Anyway, I was thinking about my dad and his weird PB&M sandwich when I saw this in Atlas Obscura: Peanut Butter & Mayonnaise Sandwich Now largely forgotten, the pairing was once as popular as PB&J.
During the Great Depression, people valued high-calorie combinations of protein and fat. Meat and dairy were costly, and consuming enough energy could prove challenging. Enter peanut butter and mayonnaise on white bread. The combination became a staple in Southern households in the United States and, in some regions, it was as ubiquitous as peanut butter and jelly. For the next 30 years or so, the PB&M was a favorite in many American kitchens, perhaps because adding mayonnaise to the era’s rustic, coarse nut butter may have been key for spreadability. According to Garden & Gun, newspapers from the 1940s in Salt Lake City, Utah, and Troy, New York, both advised adding mayonnaise to “moisten” or “thin” peanut butter before adding bacon or shredded American cheese.

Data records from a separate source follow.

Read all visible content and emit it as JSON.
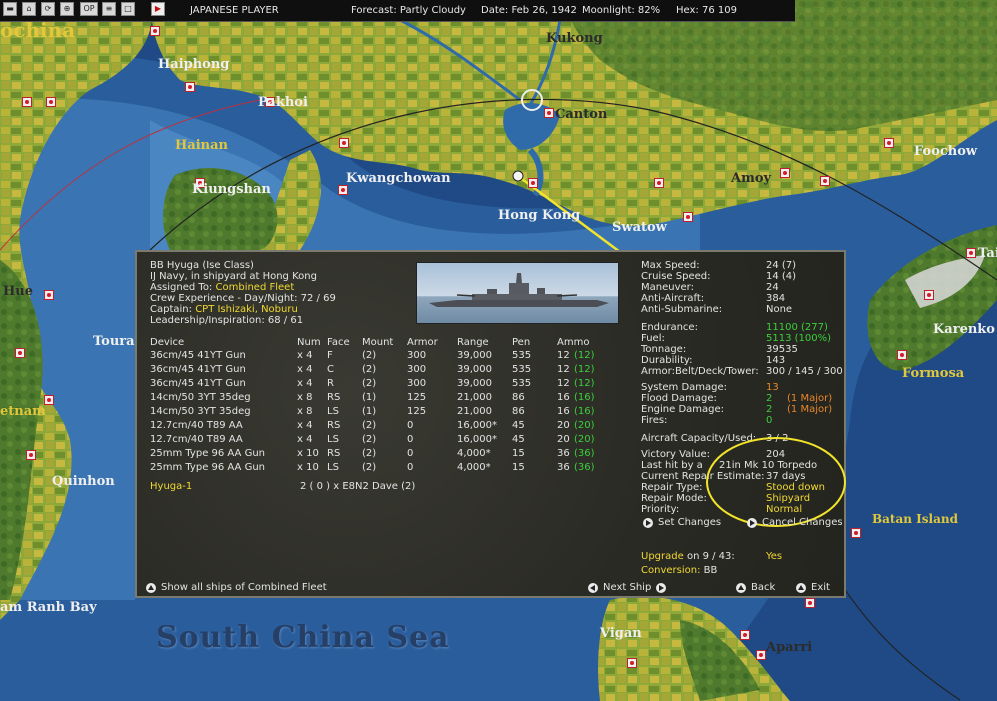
{
  "topbar": {
    "player": "JAPANESE PLAYER",
    "forecast": "Forecast: Partly Cloudy",
    "date": "Date: Feb 26, 1942",
    "moonlight": "Moonlight: 82%",
    "hex": "Hex: 76 109",
    "icons": [
      {
        "name": "menu-icon"
      },
      {
        "name": "reports-icon"
      },
      {
        "name": "refresh-icon"
      },
      {
        "name": "target-icon"
      },
      {
        "name": "op-icon",
        "label": "OP"
      },
      {
        "name": "list-icon"
      },
      {
        "name": "window-icon"
      },
      {
        "name": "play-turn-icon"
      }
    ]
  },
  "map": {
    "sea_label": "South China Sea",
    "places": [
      {
        "id": "ochina",
        "text": "ochina"
      },
      {
        "id": "haiphong",
        "text": "Haiphong"
      },
      {
        "id": "pakhoi",
        "text": "Pakhoi"
      },
      {
        "id": "hainan",
        "text": "Hainan"
      },
      {
        "id": "kiungshan",
        "text": "Kiungshan"
      },
      {
        "id": "kwangchowan",
        "text": "Kwangchowan"
      },
      {
        "id": "kukong",
        "text": "Kukong"
      },
      {
        "id": "canton",
        "text": "Canton"
      },
      {
        "id": "hongkong",
        "text": "Hong Kong"
      },
      {
        "id": "swatow",
        "text": "Swatow"
      },
      {
        "id": "amoy",
        "text": "Amoy"
      },
      {
        "id": "foochow",
        "text": "Foochow"
      },
      {
        "id": "tai",
        "text": "Tai"
      },
      {
        "id": "karenko",
        "text": "Karenko"
      },
      {
        "id": "formosa",
        "text": "Formosa"
      },
      {
        "id": "batan",
        "text": "Batan Island"
      },
      {
        "id": "hue",
        "text": "Hue"
      },
      {
        "id": "touran",
        "text": "Touran"
      },
      {
        "id": "etnam",
        "text": "etnam"
      },
      {
        "id": "quinhon",
        "text": "Quinhon"
      },
      {
        "id": "camranh",
        "text": "am Ranh Bay"
      },
      {
        "id": "vigan",
        "text": "Vigan"
      },
      {
        "id": "aparri",
        "text": "Aparri"
      }
    ]
  },
  "ship": {
    "title": "BB Hyuga (Ise Class)",
    "status": "IJ Navy, in shipyard at Hong Kong",
    "assigned_label": "Assigned To:",
    "assigned_value": "Combined Fleet",
    "crew": "Crew Experience - Day/Night:  72 / 69",
    "captain_label": "Captain:",
    "captain_value": "CPT Ishizaki, Noburu",
    "leadership": "Leadership/Inspiration: 68 / 61",
    "headers": {
      "device": "Device",
      "num": "Num",
      "face": "Face",
      "mount": "Mount",
      "armor": "Armor",
      "range": "Range",
      "pen": "Pen",
      "ammo": "Ammo"
    },
    "devices": [
      {
        "device": "36cm/45 41YT Gun",
        "num": "x 4",
        "face": "F",
        "mount": "(2)",
        "armor": "300",
        "range": "39,000",
        "pen": "535",
        "ammo": "12",
        "ammo_max": "(12)"
      },
      {
        "device": "36cm/45 41YT Gun",
        "num": "x 4",
        "face": "C",
        "mount": "(2)",
        "armor": "300",
        "range": "39,000",
        "pen": "535",
        "ammo": "12",
        "ammo_max": "(12)"
      },
      {
        "device": "36cm/45 41YT Gun",
        "num": "x 4",
        "face": "R",
        "mount": "(2)",
        "armor": "300",
        "range": "39,000",
        "pen": "535",
        "ammo": "12",
        "ammo_max": "(12)"
      },
      {
        "device": "14cm/50 3YT 35deg",
        "num": "x 8",
        "face": "RS",
        "mount": "(1)",
        "armor": "125",
        "range": "21,000",
        "pen": "86",
        "ammo": "16",
        "ammo_max": "(16)"
      },
      {
        "device": "14cm/50 3YT 35deg",
        "num": "x 8",
        "face": "LS",
        "mount": "(1)",
        "armor": "125",
        "range": "21,000",
        "pen": "86",
        "ammo": "16",
        "ammo_max": "(16)"
      },
      {
        "device": "12.7cm/40 T89 AA",
        "num": "x 4",
        "face": "RS",
        "mount": "(2)",
        "armor": "0",
        "range": "16,000*",
        "pen": "45",
        "ammo": "20",
        "ammo_max": "(20)"
      },
      {
        "device": "12.7cm/40 T89 AA",
        "num": "x 4",
        "face": "LS",
        "mount": "(2)",
        "armor": "0",
        "range": "16,000*",
        "pen": "45",
        "ammo": "20",
        "ammo_max": "(20)"
      },
      {
        "device": "25mm Type 96 AA Gun",
        "num": "x 10",
        "face": "RS",
        "mount": "(2)",
        "armor": "0",
        "range": "4,000*",
        "pen": "15",
        "ammo": "36",
        "ammo_max": "(36)"
      },
      {
        "device": "25mm Type 96 AA Gun",
        "num": "x 10",
        "face": "LS",
        "mount": "(2)",
        "armor": "0",
        "range": "4,000*",
        "pen": "15",
        "ammo": "36",
        "ammo_max": "(36)"
      }
    ],
    "air_group": "Hyuga-1",
    "air_group_aircraft": "2 ( 0 ) x E8N2 Dave (2)",
    "stats": [
      {
        "label": "Max Speed:",
        "value": "24  (7)",
        "color": "w"
      },
      {
        "label": "Cruise Speed:",
        "value": "14  (4)",
        "color": "w"
      },
      {
        "label": "Maneuver:",
        "value": "24",
        "color": "w"
      },
      {
        "label": "Anti-Aircraft:",
        "value": "384",
        "color": "w"
      },
      {
        "label": "Anti-Submarine:",
        "value": "None",
        "color": "w"
      },
      {
        "label": "Endurance:",
        "value": "11100  (277)",
        "color": "g"
      },
      {
        "label": "Fuel:",
        "value": "5113  (100%)",
        "color": "g"
      },
      {
        "label": "Tonnage:",
        "value": "39535",
        "color": "w"
      },
      {
        "label": "Durability:",
        "value": "143",
        "color": "w"
      },
      {
        "label": "Armor:Belt/Deck/Tower:",
        "value": "300 / 145 / 300",
        "color": "w"
      },
      {
        "label": "System Damage:",
        "value": "13",
        "color": "o"
      },
      {
        "label": "Flood Damage:",
        "value": "2",
        "note": "(1 Major)",
        "color": "g"
      },
      {
        "label": "Engine Damage:",
        "value": "2",
        "note": "(1 Major)",
        "color": "g"
      },
      {
        "label": "Fires:",
        "value": "0",
        "color": "g"
      },
      {
        "label": "Aircraft Capacity/Used:",
        "value": "3 / 2",
        "color": "w"
      },
      {
        "label": "Victory Value:",
        "value": "204",
        "color": "w"
      },
      {
        "label": "Last hit by a",
        "value": "21in Mk 10 Torpedo",
        "color": "w"
      },
      {
        "label": "Current Repair Estimate:",
        "value": "37 days",
        "color": "w"
      },
      {
        "label": "Repair Type:",
        "value": "Stood down",
        "color": "y"
      },
      {
        "label": "Repair Mode:",
        "value": "Shipyard",
        "color": "y"
      },
      {
        "label": "Priority:",
        "value": "Normal",
        "color": "y"
      }
    ],
    "upgrade_label": "Upgrade",
    "upgrade_date": "on  9 / 43:",
    "upgrade_value": "Yes",
    "conversion_label": "Conversion:",
    "conversion_value": "BB",
    "buttons": {
      "set_changes": "Set Changes",
      "cancel_changes": "Cancel Changes",
      "show_all": "Show all ships of Combined Fleet",
      "next_ship": "Next Ship",
      "back": "Back",
      "exit": "Exit"
    }
  },
  "colors": {
    "highlight": "#f0d832",
    "ok": "#3bcf3b",
    "warn": "#e8862a",
    "panel": "#2c2c26"
  }
}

In the 1960s, Hellman’s Mayonnaise debuted an advertisement suggesting fun ways to spice up the basic peanut butter & mayo sandwich. To make a “Double Crunch,” one simply added bacon and pickles. A “Funny Face” called for raisins and carrots (and some degree of artistic capability). The “Apple Fandango” featured sliced apples and marmalade, while the “Crazy Combo”—you’ve been warned—included salami, sliced eggs, and onions.
So I guess Dad’s sandwich was a “thing” when he was a boy in the Great Depression. I never knew… But, like this, some Depression era recipes are floating around the Internet because the COVID19 lockdowns have forced an interest in cooking from the pantry. Peanut butter is a longtime pantry staple — and as long as allergies are not an issue, it is much more economical than trendy almond butter.
Anybody else have strange ways with peanut butter sandwiches? Or other pantry items?
The weekend begins now. Come in, be comfortable, and share your day, your weekend plans, your menus! This is an open thread.